DARACH: “Too many to list! The script went on a real journey from where it started and where it ended up. Lots of different ideas and directions were tried and then discarded. I think the core of the story always stayed the same though, and that gave me a solid foundation to experiment and figure out what worked and what didn't.”

IFTN: How did you first get into writing professionally, and what have you learned through your experiences that would be of use to aspiring writers?

DARACH: “I always wanted to write, and have been writing scripts from when I was a teenager. My first produced work was a Storyland series, which was also where I started working with Ian, and we've been working together since then.”

“My advice to aspiring writers would just be to read as much as you can, and write as much as you can.
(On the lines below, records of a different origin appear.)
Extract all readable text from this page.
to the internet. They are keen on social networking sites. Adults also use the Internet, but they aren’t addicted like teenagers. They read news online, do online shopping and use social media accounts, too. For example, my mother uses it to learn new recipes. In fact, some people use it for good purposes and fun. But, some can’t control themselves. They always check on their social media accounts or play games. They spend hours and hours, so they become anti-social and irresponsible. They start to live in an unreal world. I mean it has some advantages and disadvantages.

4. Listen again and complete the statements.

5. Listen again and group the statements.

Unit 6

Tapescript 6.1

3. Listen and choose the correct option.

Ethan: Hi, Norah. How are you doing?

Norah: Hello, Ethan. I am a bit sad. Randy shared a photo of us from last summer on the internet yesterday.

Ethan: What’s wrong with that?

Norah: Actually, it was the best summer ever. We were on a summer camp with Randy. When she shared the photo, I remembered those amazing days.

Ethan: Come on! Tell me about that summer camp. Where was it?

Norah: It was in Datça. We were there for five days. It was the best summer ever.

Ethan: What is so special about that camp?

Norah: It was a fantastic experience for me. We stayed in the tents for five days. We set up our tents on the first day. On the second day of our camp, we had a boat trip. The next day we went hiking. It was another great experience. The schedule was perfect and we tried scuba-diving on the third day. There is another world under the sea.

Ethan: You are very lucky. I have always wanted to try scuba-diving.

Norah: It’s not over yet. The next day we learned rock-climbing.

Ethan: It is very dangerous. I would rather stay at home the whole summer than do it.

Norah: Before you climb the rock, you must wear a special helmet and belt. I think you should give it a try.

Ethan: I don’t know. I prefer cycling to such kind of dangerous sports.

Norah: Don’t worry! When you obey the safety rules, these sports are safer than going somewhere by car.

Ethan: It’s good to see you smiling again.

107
Try to figure out what your strengths and weaknesses are as a writer, and don't just play to your strengths but work on developing the weaker parts of your writing too. Don't shy away from collaboration, and working with people with different tastes and points of view. Two different visions coming together often yields the most interesting results.”

IFTN: We often are our own worst critics. What is your approach to combating this as a writer when developing work?
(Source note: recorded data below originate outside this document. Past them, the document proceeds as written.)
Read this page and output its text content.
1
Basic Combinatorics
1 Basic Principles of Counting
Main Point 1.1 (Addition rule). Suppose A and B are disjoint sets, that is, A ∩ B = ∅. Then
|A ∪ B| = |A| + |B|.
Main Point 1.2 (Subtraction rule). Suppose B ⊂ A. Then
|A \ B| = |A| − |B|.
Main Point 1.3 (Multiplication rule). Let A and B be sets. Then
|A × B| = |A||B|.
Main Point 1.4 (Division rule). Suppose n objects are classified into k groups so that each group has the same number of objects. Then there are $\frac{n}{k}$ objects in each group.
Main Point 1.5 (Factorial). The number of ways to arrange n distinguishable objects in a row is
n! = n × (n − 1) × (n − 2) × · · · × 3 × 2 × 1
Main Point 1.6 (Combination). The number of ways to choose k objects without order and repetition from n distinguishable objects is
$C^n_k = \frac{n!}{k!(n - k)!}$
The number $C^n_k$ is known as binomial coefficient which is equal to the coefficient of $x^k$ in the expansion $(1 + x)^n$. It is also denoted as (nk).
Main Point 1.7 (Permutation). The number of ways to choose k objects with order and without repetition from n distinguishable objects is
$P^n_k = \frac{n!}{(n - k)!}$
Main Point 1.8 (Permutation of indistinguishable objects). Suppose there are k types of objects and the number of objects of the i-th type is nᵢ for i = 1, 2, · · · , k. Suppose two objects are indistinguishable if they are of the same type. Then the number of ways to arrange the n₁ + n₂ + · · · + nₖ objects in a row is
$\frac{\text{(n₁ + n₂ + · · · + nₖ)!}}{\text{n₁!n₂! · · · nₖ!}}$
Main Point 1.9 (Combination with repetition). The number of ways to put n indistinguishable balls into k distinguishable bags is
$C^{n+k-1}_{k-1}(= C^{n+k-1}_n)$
DARACH: “This is a real cliche answer, but I try to remember that writing is rewriting and you have to write a bad script first in order to write a good script. A lot of times, stuff that I thought was brilliant when I was writing doesn't seem so great when I look over it the next day, and stuff that I thought was terrible doesn't seem that bad when I look back over it. So I feel like if you keep working it all evens out.”

IFTN: What is the best piece of advice you’ve been given in your career?

DARACH: “Probably to simplify my stories, and that emotionally engaging the audience is more important than being clever.”

IFTN: Writers are often told to kill their darlings. How do you learn when to let something go or to fight for it?

DARACH: “That's a tough question, I'm not sure I've learned it yet! All you can really do is trust your instincts, and nothing is final until the film is on screens, so oftentimes ideas that were cut end up finding their way back into the script in a different form.”